Developing critical thinking skills to understand the world on a daily basis is the mission of our session which aims to understand art through the prism of our values.


Previous sessions have identified the values of our school, but also confronted the values of the individuals who make up the class of 3e/2nde. Our values influence our reactions: the session on advertising showed this clearly. But when the question of art and the artist is raised, how do we react? Between openness and rejection, tolerance and intolerance, curiosity or indifference, the collective reflection starts again.



DAY #3 - "Values in art: can we separate the artist from their work?”


It is a thorny question to know where to place our values in front of a work of art: should we interpret the work in the light of our values? But in this case, we risk limiting our curiosity. If values are a compass to guide us in life, can they also guide us in art?


To reflect on this, three controversial artists are brought to light: Picasso's The Weeping Woman; Polanski's J'accuse and John Lennon's Imagine





Behind the artist, there is the weight of responsibility: Picasso and John Lennon committed domestic violence; Polanski committed sexual abuse. But behind the work, there is also the pleasure I can take in contemplating their works. Between the two, there is the question that we will ask ourselves throughout the session:


" Should we boycott them in the name of our values? - Who is them? The works? The artists? "


THE TRIAL OF THE ARTISTS


It is already a question of distinguishing the private sphere from the public sphere: Johnny Depp, Kanye West, Bertrand Cantat.



An artist can be sentenced like any other citizen. Yet the artist is not just any citizen: they are a citizen who has an audience. The artist is heard, listened to and above all they inspire us, for better or for worse. Several cases present themselves to us and the matter suddenly becomes more complex:


  • Bertrand Cantat can disturb us with his double face because the artist publicly champions values that he does not respect in his private life.




  • Kayne West can make us indignant by the way he uses his public voice.




  • Johnny Depp's highly publicised trial may surprise us, for how can we distinguish between the man on trial and the actor who arouses passions?

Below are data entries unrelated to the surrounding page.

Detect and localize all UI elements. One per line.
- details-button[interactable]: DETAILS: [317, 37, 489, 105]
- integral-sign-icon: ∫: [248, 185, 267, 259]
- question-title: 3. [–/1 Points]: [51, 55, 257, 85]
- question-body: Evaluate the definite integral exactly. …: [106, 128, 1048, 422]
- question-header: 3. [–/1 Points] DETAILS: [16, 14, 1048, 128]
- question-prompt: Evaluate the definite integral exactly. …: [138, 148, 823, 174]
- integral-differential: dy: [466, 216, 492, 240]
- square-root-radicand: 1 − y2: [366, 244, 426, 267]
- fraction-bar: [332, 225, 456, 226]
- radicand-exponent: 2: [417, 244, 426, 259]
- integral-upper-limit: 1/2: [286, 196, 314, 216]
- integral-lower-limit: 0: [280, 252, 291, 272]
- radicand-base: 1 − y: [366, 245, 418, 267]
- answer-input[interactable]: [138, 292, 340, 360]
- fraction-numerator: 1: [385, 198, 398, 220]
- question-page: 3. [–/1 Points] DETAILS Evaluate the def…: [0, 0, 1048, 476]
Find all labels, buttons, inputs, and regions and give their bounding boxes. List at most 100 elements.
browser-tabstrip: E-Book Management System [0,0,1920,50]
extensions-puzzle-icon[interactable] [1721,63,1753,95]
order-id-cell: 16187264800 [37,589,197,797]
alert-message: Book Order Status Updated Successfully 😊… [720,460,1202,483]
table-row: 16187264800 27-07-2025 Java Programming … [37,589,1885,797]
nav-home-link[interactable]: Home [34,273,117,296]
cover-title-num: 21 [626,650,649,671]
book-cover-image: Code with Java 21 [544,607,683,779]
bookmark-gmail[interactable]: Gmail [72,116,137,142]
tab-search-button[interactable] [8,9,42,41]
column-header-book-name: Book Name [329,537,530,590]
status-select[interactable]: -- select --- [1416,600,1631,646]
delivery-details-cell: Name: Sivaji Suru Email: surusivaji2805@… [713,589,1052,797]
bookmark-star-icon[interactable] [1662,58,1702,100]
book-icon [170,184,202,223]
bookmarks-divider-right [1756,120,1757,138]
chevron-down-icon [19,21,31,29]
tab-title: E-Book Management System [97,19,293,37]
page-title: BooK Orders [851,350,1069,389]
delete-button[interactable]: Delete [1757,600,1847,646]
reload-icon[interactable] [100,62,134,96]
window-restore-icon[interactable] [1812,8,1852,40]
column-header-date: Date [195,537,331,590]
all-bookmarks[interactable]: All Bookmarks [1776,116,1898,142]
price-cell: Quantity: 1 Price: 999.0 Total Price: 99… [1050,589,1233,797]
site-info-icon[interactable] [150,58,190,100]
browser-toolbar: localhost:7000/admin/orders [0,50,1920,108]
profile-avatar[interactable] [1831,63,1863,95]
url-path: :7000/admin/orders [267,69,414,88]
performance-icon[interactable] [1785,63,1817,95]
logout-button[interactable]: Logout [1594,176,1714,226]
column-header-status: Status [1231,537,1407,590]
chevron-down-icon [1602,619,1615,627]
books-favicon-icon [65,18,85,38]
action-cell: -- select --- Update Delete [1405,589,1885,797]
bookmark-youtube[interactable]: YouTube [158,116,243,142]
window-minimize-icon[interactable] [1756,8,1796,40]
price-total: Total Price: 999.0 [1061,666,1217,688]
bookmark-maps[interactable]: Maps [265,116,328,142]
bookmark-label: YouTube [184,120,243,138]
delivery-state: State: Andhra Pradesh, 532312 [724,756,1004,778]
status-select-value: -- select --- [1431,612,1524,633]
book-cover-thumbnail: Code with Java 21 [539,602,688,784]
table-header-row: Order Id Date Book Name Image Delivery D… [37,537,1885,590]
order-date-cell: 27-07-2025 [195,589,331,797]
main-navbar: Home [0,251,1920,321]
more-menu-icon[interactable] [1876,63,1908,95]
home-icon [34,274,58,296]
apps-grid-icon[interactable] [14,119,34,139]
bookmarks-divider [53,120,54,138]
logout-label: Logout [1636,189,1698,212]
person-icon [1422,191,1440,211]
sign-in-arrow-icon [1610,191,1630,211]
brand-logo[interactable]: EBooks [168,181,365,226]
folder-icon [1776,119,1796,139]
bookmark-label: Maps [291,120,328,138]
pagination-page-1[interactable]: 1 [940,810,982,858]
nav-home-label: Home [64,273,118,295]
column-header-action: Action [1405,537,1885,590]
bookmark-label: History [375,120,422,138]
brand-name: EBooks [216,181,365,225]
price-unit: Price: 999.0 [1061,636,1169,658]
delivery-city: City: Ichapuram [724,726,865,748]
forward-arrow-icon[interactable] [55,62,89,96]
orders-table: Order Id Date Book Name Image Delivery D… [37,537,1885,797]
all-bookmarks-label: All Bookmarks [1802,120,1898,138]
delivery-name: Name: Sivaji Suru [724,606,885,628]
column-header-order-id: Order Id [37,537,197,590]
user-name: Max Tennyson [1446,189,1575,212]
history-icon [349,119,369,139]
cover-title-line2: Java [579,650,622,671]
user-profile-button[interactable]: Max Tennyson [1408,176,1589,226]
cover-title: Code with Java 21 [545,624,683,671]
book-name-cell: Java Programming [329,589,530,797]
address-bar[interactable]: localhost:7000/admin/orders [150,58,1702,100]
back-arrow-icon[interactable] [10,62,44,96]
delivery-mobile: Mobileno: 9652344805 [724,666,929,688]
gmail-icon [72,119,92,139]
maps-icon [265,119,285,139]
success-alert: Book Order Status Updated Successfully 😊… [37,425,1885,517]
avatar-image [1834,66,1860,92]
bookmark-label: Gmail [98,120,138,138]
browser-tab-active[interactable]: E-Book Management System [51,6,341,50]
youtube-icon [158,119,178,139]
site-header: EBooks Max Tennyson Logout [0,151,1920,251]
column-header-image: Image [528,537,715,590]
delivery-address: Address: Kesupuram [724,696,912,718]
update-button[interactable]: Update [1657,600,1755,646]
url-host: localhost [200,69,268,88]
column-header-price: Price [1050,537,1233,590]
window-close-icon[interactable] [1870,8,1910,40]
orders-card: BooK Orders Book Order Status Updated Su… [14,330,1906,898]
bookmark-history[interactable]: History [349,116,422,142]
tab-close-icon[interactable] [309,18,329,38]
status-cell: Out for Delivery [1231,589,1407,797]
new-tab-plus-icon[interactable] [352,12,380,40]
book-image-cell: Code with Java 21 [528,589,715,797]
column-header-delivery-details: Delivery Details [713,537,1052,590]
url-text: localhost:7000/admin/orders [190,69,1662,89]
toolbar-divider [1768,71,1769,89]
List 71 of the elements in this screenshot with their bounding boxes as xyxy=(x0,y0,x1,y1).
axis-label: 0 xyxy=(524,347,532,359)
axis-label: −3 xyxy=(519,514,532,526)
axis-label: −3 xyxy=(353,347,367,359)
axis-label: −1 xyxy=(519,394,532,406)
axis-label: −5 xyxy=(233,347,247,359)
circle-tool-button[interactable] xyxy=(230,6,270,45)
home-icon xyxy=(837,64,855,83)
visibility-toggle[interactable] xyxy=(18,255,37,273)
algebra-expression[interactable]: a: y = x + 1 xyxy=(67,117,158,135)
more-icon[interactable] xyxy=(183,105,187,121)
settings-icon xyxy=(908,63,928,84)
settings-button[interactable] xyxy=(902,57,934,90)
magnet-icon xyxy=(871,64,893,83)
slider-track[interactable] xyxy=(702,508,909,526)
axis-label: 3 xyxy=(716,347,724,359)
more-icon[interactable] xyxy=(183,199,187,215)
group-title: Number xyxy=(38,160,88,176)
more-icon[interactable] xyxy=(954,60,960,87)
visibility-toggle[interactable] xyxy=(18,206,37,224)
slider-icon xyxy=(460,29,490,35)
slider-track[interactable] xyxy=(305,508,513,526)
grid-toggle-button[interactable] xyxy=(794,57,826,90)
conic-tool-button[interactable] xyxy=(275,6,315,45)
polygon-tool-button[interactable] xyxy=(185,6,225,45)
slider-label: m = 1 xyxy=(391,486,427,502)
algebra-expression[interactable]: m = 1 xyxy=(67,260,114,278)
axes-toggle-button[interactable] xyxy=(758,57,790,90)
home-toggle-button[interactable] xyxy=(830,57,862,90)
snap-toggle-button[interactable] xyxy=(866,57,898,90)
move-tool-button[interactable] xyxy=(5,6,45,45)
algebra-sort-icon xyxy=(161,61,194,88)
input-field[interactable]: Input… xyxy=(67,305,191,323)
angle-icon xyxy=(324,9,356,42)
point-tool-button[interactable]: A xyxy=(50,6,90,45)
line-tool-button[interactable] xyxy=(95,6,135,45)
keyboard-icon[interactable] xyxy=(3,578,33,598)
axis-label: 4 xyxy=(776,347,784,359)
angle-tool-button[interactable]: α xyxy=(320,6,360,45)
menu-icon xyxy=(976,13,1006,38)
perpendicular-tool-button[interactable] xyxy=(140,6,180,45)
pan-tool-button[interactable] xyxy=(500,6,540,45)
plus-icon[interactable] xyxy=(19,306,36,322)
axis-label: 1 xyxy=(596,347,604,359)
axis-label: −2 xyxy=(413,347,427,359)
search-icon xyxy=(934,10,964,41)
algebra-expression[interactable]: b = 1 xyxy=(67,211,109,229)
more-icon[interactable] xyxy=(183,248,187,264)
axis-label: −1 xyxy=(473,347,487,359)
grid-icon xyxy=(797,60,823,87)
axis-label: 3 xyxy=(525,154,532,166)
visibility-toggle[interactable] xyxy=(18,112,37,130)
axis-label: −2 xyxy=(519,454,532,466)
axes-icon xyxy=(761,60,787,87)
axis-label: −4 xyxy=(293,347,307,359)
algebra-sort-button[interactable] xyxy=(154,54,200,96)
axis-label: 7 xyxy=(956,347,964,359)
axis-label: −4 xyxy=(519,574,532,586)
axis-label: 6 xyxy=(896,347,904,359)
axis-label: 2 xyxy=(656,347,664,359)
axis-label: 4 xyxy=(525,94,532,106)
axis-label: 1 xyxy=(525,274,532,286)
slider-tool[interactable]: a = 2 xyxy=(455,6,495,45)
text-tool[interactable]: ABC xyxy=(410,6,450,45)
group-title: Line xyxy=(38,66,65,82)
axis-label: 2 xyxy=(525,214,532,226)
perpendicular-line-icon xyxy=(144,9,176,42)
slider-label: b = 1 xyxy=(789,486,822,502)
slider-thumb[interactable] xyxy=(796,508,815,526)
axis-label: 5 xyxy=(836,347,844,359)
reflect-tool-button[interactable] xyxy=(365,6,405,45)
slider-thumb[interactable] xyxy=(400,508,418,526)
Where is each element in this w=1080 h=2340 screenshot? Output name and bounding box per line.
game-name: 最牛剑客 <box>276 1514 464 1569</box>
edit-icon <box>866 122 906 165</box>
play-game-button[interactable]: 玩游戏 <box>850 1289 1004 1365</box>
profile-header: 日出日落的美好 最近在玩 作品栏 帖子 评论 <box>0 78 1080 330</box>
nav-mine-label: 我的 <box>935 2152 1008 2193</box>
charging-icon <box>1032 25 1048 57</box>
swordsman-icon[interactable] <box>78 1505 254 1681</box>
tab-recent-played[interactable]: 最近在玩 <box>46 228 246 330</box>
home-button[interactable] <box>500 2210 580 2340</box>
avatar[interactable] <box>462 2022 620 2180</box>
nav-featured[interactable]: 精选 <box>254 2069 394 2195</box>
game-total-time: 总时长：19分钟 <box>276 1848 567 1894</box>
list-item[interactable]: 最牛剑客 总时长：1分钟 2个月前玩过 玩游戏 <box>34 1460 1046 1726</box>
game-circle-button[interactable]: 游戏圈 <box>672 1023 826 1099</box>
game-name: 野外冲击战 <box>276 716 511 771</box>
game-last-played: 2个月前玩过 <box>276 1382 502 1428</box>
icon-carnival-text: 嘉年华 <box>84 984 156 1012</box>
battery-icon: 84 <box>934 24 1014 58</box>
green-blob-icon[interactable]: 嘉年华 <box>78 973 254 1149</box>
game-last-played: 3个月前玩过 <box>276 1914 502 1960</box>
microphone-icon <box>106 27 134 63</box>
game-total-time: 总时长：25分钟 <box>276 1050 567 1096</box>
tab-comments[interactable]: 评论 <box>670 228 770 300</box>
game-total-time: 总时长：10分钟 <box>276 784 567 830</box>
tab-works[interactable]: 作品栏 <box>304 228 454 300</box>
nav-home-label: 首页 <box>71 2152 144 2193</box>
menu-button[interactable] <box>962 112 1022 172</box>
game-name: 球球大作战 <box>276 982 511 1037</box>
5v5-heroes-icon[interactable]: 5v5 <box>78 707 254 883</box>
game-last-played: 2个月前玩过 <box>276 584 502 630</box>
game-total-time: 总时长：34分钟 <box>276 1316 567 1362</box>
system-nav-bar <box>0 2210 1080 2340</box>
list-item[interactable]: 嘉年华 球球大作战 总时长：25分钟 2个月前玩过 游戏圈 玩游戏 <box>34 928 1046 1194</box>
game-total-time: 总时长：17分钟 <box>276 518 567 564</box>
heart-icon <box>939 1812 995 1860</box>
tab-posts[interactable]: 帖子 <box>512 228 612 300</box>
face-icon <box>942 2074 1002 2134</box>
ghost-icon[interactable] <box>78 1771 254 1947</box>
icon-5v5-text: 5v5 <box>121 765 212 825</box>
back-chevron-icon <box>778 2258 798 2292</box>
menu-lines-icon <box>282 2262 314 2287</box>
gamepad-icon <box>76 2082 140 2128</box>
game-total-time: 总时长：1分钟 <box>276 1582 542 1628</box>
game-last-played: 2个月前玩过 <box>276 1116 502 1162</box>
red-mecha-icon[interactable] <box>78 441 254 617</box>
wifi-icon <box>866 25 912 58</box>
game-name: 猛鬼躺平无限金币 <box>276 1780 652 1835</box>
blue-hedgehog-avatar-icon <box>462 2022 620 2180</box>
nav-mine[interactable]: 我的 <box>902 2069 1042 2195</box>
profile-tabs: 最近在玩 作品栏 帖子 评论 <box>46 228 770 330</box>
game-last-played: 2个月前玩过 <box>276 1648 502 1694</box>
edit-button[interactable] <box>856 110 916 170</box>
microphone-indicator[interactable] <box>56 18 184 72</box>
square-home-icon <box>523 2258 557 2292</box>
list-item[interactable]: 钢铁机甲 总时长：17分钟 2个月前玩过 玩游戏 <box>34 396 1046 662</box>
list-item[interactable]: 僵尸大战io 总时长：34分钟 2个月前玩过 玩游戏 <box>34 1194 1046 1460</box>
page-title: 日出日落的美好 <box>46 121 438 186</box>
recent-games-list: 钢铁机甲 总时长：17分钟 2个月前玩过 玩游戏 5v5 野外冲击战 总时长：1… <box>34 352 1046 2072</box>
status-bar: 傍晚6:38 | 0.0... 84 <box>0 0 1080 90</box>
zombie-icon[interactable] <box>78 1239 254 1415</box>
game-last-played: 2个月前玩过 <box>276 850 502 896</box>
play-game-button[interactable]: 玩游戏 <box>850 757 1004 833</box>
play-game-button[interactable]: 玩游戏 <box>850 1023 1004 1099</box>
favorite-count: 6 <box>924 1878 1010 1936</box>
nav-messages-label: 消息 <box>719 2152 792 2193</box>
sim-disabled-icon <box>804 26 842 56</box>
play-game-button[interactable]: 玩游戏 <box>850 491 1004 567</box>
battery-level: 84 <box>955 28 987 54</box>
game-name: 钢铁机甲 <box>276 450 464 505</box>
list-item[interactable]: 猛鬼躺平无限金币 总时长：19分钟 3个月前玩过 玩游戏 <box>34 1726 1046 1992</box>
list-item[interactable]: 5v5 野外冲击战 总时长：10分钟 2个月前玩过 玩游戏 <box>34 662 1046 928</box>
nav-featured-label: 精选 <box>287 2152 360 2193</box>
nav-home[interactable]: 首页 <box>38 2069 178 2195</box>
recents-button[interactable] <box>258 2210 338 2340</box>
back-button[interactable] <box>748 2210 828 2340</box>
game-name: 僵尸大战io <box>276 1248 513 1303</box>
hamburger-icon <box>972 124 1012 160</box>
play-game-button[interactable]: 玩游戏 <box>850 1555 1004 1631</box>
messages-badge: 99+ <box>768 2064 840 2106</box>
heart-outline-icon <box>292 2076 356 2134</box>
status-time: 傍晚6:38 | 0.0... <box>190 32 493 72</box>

To cut the Gordian knot, we acknowledge that these behaviours provoke reactions in us. As with advertising, we react according to our own values. And for artists, there is the question of responsibility. Justice intervenes to sort things out. The students were able to discuss this in the form of an objective and then subjective debate. On the one hand, there is the point of view of the justice system, on the other hand our deepest feelings on the question of whether an artist condemned by the justice system can still practice their art publicly.


*Objective debate: The right to artistic creation, the right of prescription and the presumption of innocence.


*Subjective debate "Should these people be highlighted?


Having mentioned these cases, let us then return to our values, which are reinforced by certain public figures who inspire us. And why only a public figure? There are people around us who inspire us even more. Isn't a parent the artist of his child? There is a nice subjective debate to be launched on this question.



TO GREAT MEN THE GRATEFUL NATION



However, values also aim to unite a group. And putting a face to a value is a powerful way to do this. Studying the fan community has given us undeniable proof of this. And on a larger scale, isn't it the same dynamic when we see that every nation has needed its heroes to feed its national narrative and create this unifying dynamic? Nothing better than a visit to the Pantheon to see this for yourself.



"So there are only good guys in the Pantheon? - Would you prefer an objective or a subjective debate?"


All of these topics inspired our students to write a piece of music celebrating our common values!